Igelsberg, eine Gemeinde mit 250 Einwohnern, liegt auf 750 m Höhe unweit der Schwarzwaldhochstraße etwa 10 km nördlich von Freudenstadt. Schon bei der Anfahrt erfreut uns die offene, sonnige Lage des Dörfchens. Hier betreibt Sarah Braun seit einigen Wochen eine schicke Pension mit 12 hellen, modernen und individuell gestylten Zimmern. Zum Auftakt fahren wir am Abend ins nahe gelegene Klosterreichenbach, wo wir im Landgasthof Schützen hervorragend und preiswert zu Abend essen.

Nach einem reichlichen Frühstück in der Lodge ist am Samstag Wandern angesagt. Wir besuchen zunächst das Nationalparkzentrum am Ruhestein und wandern von hier aus vorbei am Wildsee zur Darmstädter Hütte.

Nach einem kurzen Abstecher zum Mummelsee informieren wir uns auf dem Lotharpfad, wie die Natur seit dem verheerenden Sturm „Lothar“ von 1999 die zerstörten Waldflächen wieder zurück erobert hat.
Am Sonntagmorgen wandern wir noch entlang der Nagoldtalsperre und beenden unser Wochenende mit einem „Hugo“ im Restaurant Jägerhof Kropfmühle.

Auf dem Eis vor der Reichenau

Trotz Klimakatastrophe und Erderwärmung war auch in diesem Jahr wieder das Eis auf dem Untersee gefroren. In der Bucht zwischen dem Kloster Hegne und der Reichenau waren hunderte Spaziergänger unterwegs, um das Eis, die Kälte, die frische Luft und den speziellen Flair einer „kleinen“ Seegfrörne zu geniessen.

Mit dem Zeppelin über den Bodensee

Ein kurzes Brummen der beiden Motoren, ein leichtes Vibrieren der Gondel und mühelos wie ein Kinderballon steigt das Luftschiff nach oben. Schon sieht man den mächtigen Hangar der Zeppelinwerft unter uns kleiner werden und in wenigen Sekunden erreichen wir unsere Reisehöhe von 300 m über Grund. Mit der Höhe lockert sicht auch die Spannung unter den 14 Passagieren, die sich nun frei in der Kabine bewegen dürfen. Über die Promenade von Friedrichshafen gleitend öffnet sich der Blick auf den See und die Bregenzer Bucht bis hin zum Schweizer Ufer. Nach Süden hin präsentiert sich uns ein umwerfendes Alpenpanorama – noch liegt viel Schnee auf den Gipfeln, die in der Frühlingssonne blinken und blitzen. Die Stimmung an Bord ist locker und gelöst, fast wie bei einem Betriebsausflug.

Inzwischen hat der Pilot, dem man fast hautnah über die Schulter schauen darf, Kurs auf Konstanz genommen. Wir überqueren die Imperia, das Konzilsgebäude und die Altstadt und gleich darauf folgen wir dem Lauf des Rheins entlang der Insel Reichenau. Minuten später überqueren wie Stein am Rhein; mühelos ist von oben die Klosterinsel Werd und der alte historische Kern der Stadt zu erkennen. Dann sind wir auch schon in Schaffhausen und am Umkehrpunkt unseres Fluges: In engem Bogen umkreisen wir den Rheinfall und nehmen wieder Kurs auf Friedrichshafen.
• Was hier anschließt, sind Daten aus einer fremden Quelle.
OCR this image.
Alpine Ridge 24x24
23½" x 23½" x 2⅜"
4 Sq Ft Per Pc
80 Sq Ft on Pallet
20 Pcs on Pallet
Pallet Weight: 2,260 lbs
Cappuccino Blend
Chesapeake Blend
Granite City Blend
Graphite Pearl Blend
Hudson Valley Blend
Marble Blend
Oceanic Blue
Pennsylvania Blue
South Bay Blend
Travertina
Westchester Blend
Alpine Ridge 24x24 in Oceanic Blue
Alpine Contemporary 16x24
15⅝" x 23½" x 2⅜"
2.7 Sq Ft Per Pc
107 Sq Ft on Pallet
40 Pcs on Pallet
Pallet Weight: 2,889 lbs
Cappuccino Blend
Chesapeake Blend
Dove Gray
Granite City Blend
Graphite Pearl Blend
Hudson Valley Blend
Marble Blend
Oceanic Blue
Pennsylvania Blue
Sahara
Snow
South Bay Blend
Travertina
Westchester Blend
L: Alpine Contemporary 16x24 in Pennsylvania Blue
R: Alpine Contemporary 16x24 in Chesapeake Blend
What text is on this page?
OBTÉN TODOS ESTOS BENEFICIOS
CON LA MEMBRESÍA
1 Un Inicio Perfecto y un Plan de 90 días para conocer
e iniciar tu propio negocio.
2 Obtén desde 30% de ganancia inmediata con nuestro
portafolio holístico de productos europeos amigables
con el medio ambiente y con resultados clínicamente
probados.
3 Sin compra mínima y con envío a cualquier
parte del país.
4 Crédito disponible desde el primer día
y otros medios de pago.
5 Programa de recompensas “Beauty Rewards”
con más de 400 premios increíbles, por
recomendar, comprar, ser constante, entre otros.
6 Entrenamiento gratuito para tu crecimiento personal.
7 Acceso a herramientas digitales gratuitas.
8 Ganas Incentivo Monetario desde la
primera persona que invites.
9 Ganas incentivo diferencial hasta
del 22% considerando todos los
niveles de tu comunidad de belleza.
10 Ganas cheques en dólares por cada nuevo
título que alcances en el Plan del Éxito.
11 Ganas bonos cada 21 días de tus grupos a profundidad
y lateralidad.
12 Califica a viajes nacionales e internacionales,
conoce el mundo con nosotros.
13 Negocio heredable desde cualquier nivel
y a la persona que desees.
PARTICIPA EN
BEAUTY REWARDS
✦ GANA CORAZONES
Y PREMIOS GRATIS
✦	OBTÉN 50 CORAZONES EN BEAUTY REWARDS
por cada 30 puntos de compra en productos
Und während uns die Copilotin, Stewardess und ortskundige Reiseführerin in Personalunion, einen Prosecco spendiert, überqueren wir Singen und den Hohentwiel – am Horizont begleitet von den Vulkanbergen des Hegaus. Über Radolfzell mit der Mettnau, den Bodanrück und die Blumeninsel Mainau erreichen wir wieder den Obersee, wo Meersburg, die Haltnau und Schloß Kirchberg grüßen. Dann heisst es wieder „Platz nehmen“ und „Anschnallen“ und dank seiner genialen Schwenkpropeller landet unser Zeppelin NT – so schnell wie er aufgestiegen ist –  wieder sicher neben dem Hangar in Friedrichshafen.

Vielen Dank an Mo und Ma, Phi und Ti, die mir mit diesem Flug ein unvergessliches Erlebnis geschenkt haben.